Comparisons between agents
Eight trials made 'head‐to‐head' comparisons between TXA and aprotinin. There was no significant difference between the two drugs in the rate of RBC transfusion: RR=1.21 (95%CI: 0.83 to 1.76) for TXA compared to aprotinin.

Adverse Effects
Aprotinin did not seem to be associated with an excess risk of adverse effects, including thrombo‐embolic events (thrombosis RR=0.64: 95%CI: 0.31 to 1.31) and renal failure (RR=1.19: 95%CI: 0.79 to 1.79). Fewer data were available for TXA and EACA.

Authors' conclusions

From this review it appears that aprotinin reduces the need for red cell transfusion, and the need for re‐operation due to bleeding, without serious adverse effects. However, there was significant heterogeneity in trial outcomes, and some evidence of publication bias. Similar trends were seen with TXA and EACA, although the data were rather sparse. The poor evaluation of these latter drugs is unfortunate as results suggest they may be equally as effective as aprotinin, but are significantly cheaper. The evidence reviewed here supports the use of aprotinin in cardiac surgery. Further small trials of this drug are not warranted. Future trials should be large enough to compare the efficacy and cost‐effectiveness of aprotinin with that of TXA and EACA.

Plain language summary

Anti‐fibrinolytic drugs may reduce the need for red blood cell tranfusions.

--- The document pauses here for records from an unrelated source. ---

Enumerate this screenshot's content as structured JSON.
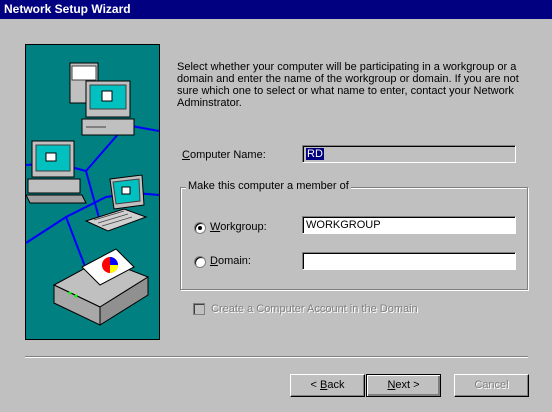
{
  "window": {
    "title": "Network Setup Wizard"
  },
  "description": "Select whether your computer will be participating in a workgroup or a domain and enter the name of the workgroup or domain.  If you are not sure which one to select or what name to enter, contact your Network Adminstrator.",
  "computer_name": {
    "label_mnemonic": "C",
    "label_rest": "omputer Name:",
    "value": "RD"
  },
  "member_group": {
    "legend": "Make this computer a member of",
    "workgroup": {
      "label_mnemonic": "W",
      "label_rest": "orkgroup:",
      "value": "WORKGROUP",
      "selected": true
    },
    "domain": {
      "label_mnemonic": "D",
      "label_rest": "omain:",
      "value": "",
      "selected": false
    }
  },
  "create_account": {
    "label": "Create a Computer Account in the Domain",
    "checked": false,
    "enabled": false
  },
  "buttons": {
    "back": {
      "mnemonic": "B",
      "rest": "ack",
      "prefix": "< "
    },
    "next": {
      "mnemonic": "N",
      "rest": "ext >"
    },
    "cancel": {
      "label": "Cancel"
    }
  },
  "colors": {
    "title_bar": "#000080",
    "art_background": "#008080",
    "dialog_face": "#c0c0c0"
  },
  "icons": [
    "server-computer-icon",
    "desktop-computer-icon",
    "laptop-icon",
    "printer-icon"
  ]
}
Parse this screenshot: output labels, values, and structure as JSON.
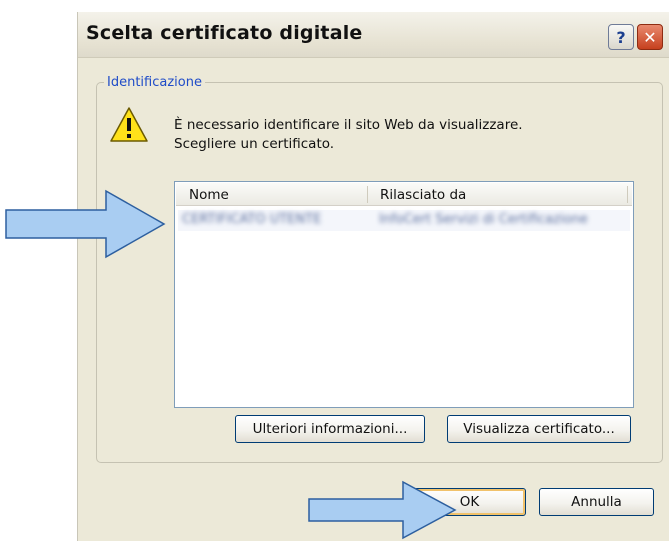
{
  "dialog": {
    "title": "Scelta certificato digitale",
    "help_label": "?",
    "close_label": "✕"
  },
  "group": {
    "legend": "Identificazione",
    "message_line1": "È necessario identificare il sito Web da visualizzare.",
    "message_line2": "Scegliere un certificato."
  },
  "list": {
    "columns": [
      "Nome",
      "Rilasciato da"
    ],
    "rows": [
      {
        "name": "CERTIFICATO UTENTE",
        "issuer": "InfoCert Servizi di Certificazione"
      }
    ]
  },
  "buttons": {
    "more_info": "Ulteriori informazioni...",
    "view_certificate": "Visualizza certificato...",
    "ok": "OK",
    "cancel": "Annulla"
  },
  "icons": {
    "warning": "warning-icon",
    "help": "help-icon",
    "close": "close-icon"
  },
  "colors": {
    "dialog_bg": "#ece9d8",
    "legend_text": "#1f4cc8",
    "close_button": "#c6401e",
    "arrow_fill": "#a9cdf2",
    "arrow_stroke": "#2d5f9f"
  }
}
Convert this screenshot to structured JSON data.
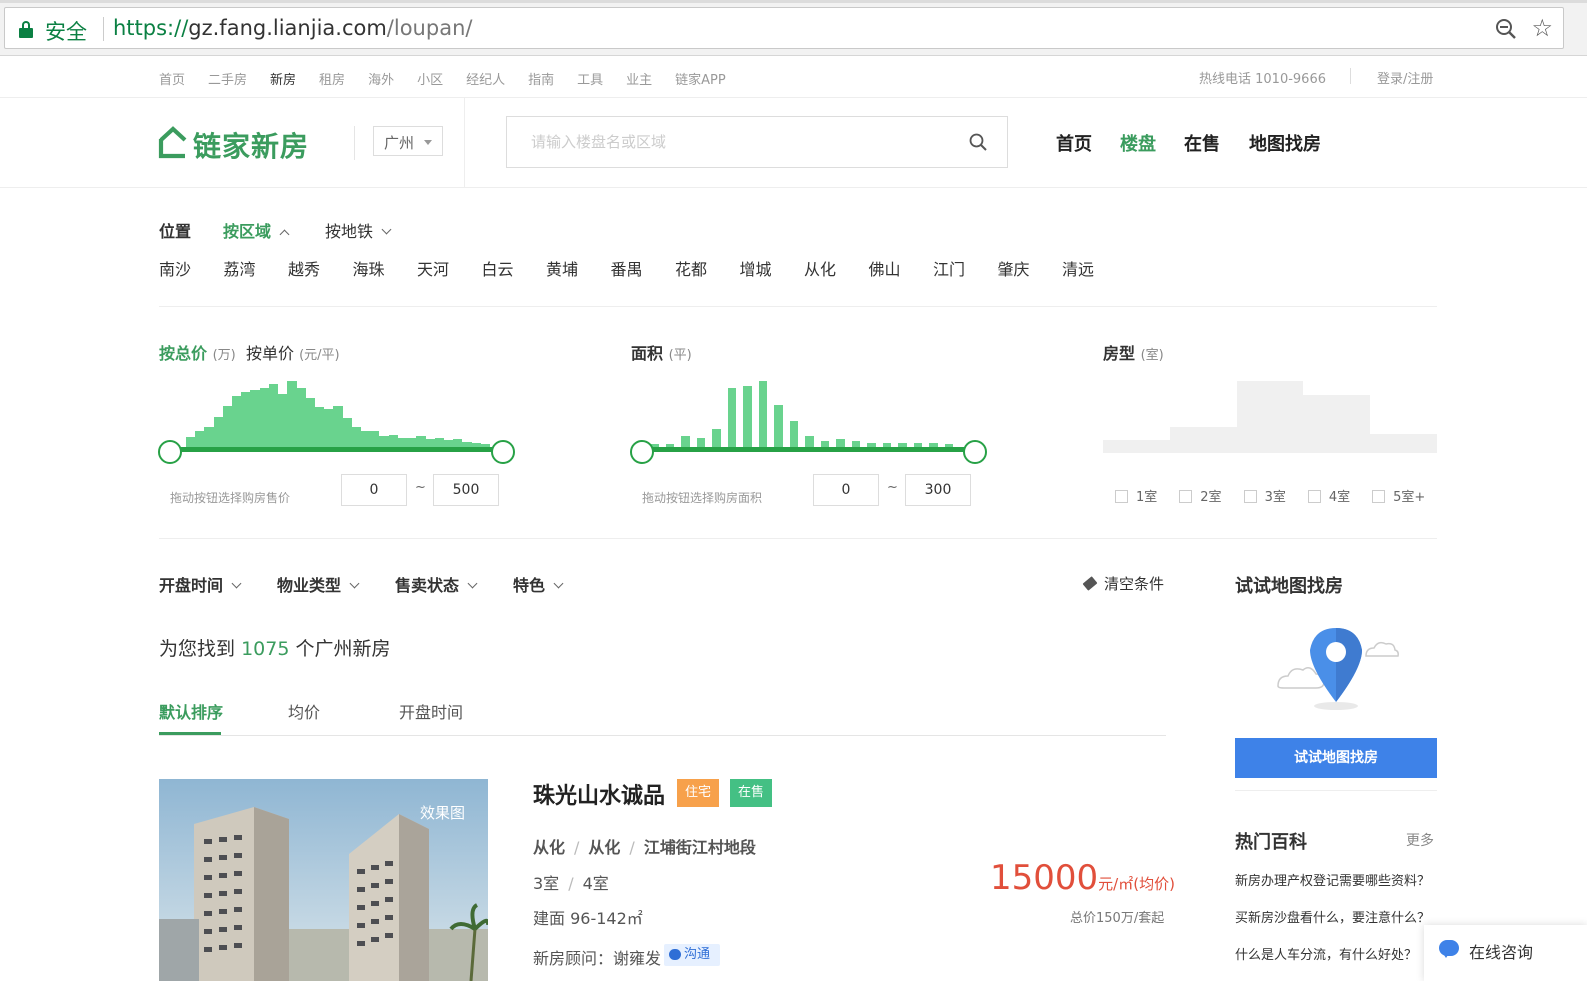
{
  "browser": {
    "secure_label": "安全",
    "url_scheme": "https://",
    "url_host": "gz.fang.lianjia.com",
    "url_path": "/loupan/"
  },
  "topnav": {
    "links": [
      "首页",
      "二手房",
      "新房",
      "租房",
      "海外",
      "小区",
      "经纪人",
      "指南",
      "工具",
      "业主",
      "链家APP"
    ],
    "active_index": 2,
    "hotline": "热线电话 1010-9666",
    "login": "登录/注册"
  },
  "header": {
    "logo_text": "链家新房",
    "city": "广州",
    "search_placeholder": "请输入楼盘名或区域",
    "nav": [
      "首页",
      "楼盘",
      "在售",
      "地图找房"
    ],
    "nav_active": 1
  },
  "location": {
    "label": "位置",
    "tab_area": "按区域",
    "tab_subway": "按地铁",
    "districts": [
      "南沙",
      "荔湾",
      "越秀",
      "海珠",
      "天河",
      "白云",
      "黄埔",
      "番禺",
      "花都",
      "增城",
      "从化",
      "佛山",
      "江门",
      "肇庆",
      "清远"
    ]
  },
  "price": {
    "tab_total": "按总价",
    "tab_total_unit": "(万)",
    "tab_unit": "按单价",
    "tab_unit_unit": "(元/平)",
    "hint": "拖动按钮选择购房售价",
    "min": "0",
    "max": "500",
    "tilde": "~",
    "histogram": [
      0.15,
      0.25,
      0.3,
      0.45,
      0.62,
      0.78,
      0.84,
      0.86,
      0.9,
      0.95,
      0.8,
      1.0,
      0.9,
      0.75,
      0.6,
      0.58,
      0.62,
      0.44,
      0.3,
      0.24,
      0.24,
      0.16,
      0.18,
      0.14,
      0.14,
      0.16,
      0.12,
      0.14,
      0.1,
      0.12,
      0.08,
      0.06,
      0.04
    ]
  },
  "area": {
    "title": "面积",
    "unit": "(平)",
    "hint": "拖动按钮选择购房面积",
    "min": "0",
    "max": "300",
    "tilde": "~",
    "histogram": [
      0.04,
      0.05,
      0.17,
      0.13,
      0.27,
      0.9,
      0.93,
      1.0,
      0.64,
      0.4,
      0.16,
      0.09,
      0.12,
      0.09,
      0.06,
      0.06,
      0.06,
      0.06,
      0.06,
      0.05
    ]
  },
  "rooms": {
    "title": "房型",
    "unit": "(室)",
    "options": [
      "1室",
      "2室",
      "3室",
      "4室",
      "5室+"
    ],
    "histogram": [
      0.18,
      0.36,
      1.0,
      0.8,
      0.26
    ]
  },
  "filters": {
    "dropdowns": [
      "开盘时间",
      "物业类型",
      "售卖状态",
      "特色"
    ],
    "clear": "清空条件"
  },
  "result": {
    "prefix": "为您找到",
    "count": "1075",
    "suffix": "个广州新房"
  },
  "sort": {
    "options": [
      "默认排序",
      "均价",
      "开盘时间"
    ],
    "active_index": 0
  },
  "listing": {
    "image_label": "效果图",
    "title": "珠光山水诚品",
    "tags": [
      "住宅",
      "在售"
    ],
    "address": [
      "从化",
      "从化",
      "江埔街江村地段"
    ],
    "rooms": [
      "3室",
      "4室"
    ],
    "area": "建面 96-142㎡",
    "advisor": "新房顾问：谢雍发",
    "chat_label": "沟通",
    "price_value": "15000",
    "price_unit": "元/㎡(均价)",
    "total": "总价150万/套起"
  },
  "sidebar": {
    "map_title": "试试地图找房",
    "map_button": "试试地图找房",
    "wiki_title": "热门百科",
    "wiki_more": "更多",
    "wiki_items": [
      "新房办理产权登记需要哪些资料？",
      "买新房沙盘看什么，要注意什么？",
      "什么是人车分流，有什么好处？"
    ]
  },
  "consult": {
    "label": "在线咨询"
  },
  "colors": {
    "brand_green": "#3b9c5e",
    "price_red": "#e14f3b",
    "button_blue": "#3e82e8"
  }
}
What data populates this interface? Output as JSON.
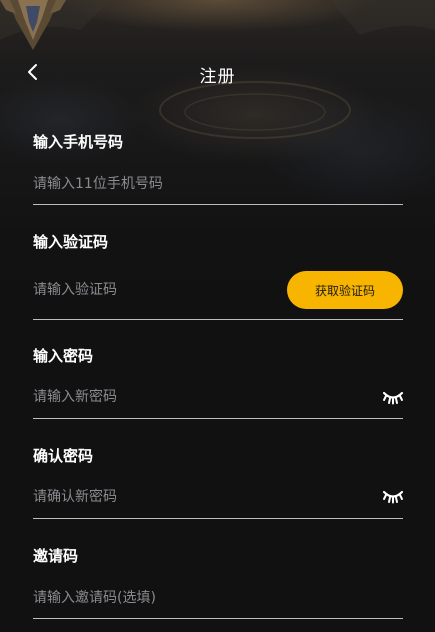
{
  "header": {
    "title": "注册",
    "back_icon": "chevron-left-icon"
  },
  "form": {
    "phone": {
      "label": "输入手机号码",
      "placeholder": "请输入11位手机号码",
      "value": ""
    },
    "code": {
      "label": "输入验证码",
      "placeholder": "请输入验证码",
      "value": "",
      "button_label": "获取验证码"
    },
    "password": {
      "label": "输入密码",
      "placeholder": "请输入新密码",
      "value": "",
      "toggle_icon": "eye-closed-icon"
    },
    "confirm": {
      "label": "确认密码",
      "placeholder": "请确认新密码",
      "value": "",
      "toggle_icon": "eye-closed-icon"
    },
    "invite": {
      "label": "邀请码",
      "placeholder": "请输入邀请码(选填)",
      "value": ""
    }
  },
  "colors": {
    "background": "#111112",
    "accent_button": "#f7b500",
    "text_primary": "#ffffff",
    "placeholder": "#8b8b90",
    "divider": "#bdbdbd"
  }
}
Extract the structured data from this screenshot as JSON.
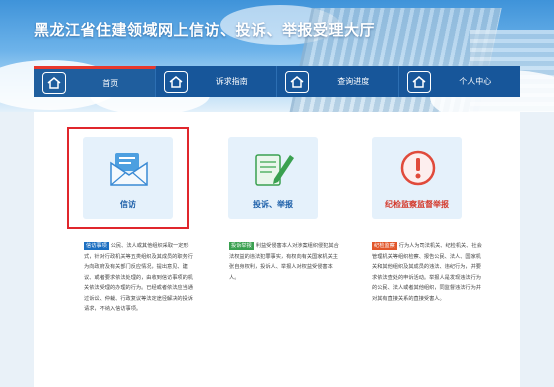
{
  "header": {
    "title": "黑龙江省住建领域网上信访、投诉、举报受理大厅"
  },
  "nav": {
    "items": [
      {
        "label": "首页",
        "icon": "home-icon",
        "active": true
      },
      {
        "label": "诉求指南",
        "icon": "home-icon",
        "active": false
      },
      {
        "label": "查询进度",
        "icon": "home-icon",
        "active": false
      },
      {
        "label": "个人中心",
        "icon": "home-icon",
        "active": false
      }
    ]
  },
  "cards": [
    {
      "label": "信访",
      "label_color": "#1b5ea8",
      "icon": "envelope-icon",
      "tag": "信访事项",
      "tag_color": "#1d6fc1",
      "desc": "公民、法人或其他组织采取一定形式，针对行政机关等五类组织及其成员的职务行为向政府及有关部门反应情况，提出意见、建议、或者要求依法处理的，由收到信访事项的机关依法受理的办理的行为。已经或者依法应当通过诉讼、仲裁、行政复议等法定途径解决的投诉请求，不纳入信访事项。"
    },
    {
      "label": "投诉、举报",
      "label_color": "#1b5ea8",
      "icon": "document-pen-icon",
      "tag": "投诉举报",
      "tag_color": "#3aa050",
      "desc": "利益受侵害本人对涉案组织侵犯其合法权益的违法犯罪事实，有权向有关国家机关主张自身权利，投诉人、举报人对权益受侵害本人。"
    },
    {
      "label": "纪检监察监督举报",
      "label_color": "#d4382a",
      "icon": "alert-icon",
      "tag": "纪检监察",
      "tag_color": "#e2572b",
      "desc": "行为人为司法机关、纪检机关、社会管理机关等组织检察、报告公民、法人、国家机关和其他组织及其成员的违法、违纪行为，并要求依法查处的申诉活动。举报人是发现违法行为的公民、法人或者其他组织，同监督违法行为并对其有直接关系的直接受害人。"
    }
  ],
  "colors": {
    "nav_bg": "#17569a",
    "active_marker": "#e8382c",
    "highlight_border": "#e0262c"
  }
}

Risks of infection from transfused blood given by an unrelated donor are minimal when blood is screened by a competent tranfusion service but concerns remain high. Other techniques are available to reduce the need for a transfusion. The review of trials found that anti‐fibrinolytic drugs reduce bleeding and reduce the need for transfusions without serious adverse effects. The drugs reviewed were aprotinin, tranexamic acid and epsilon aminocaproic acid.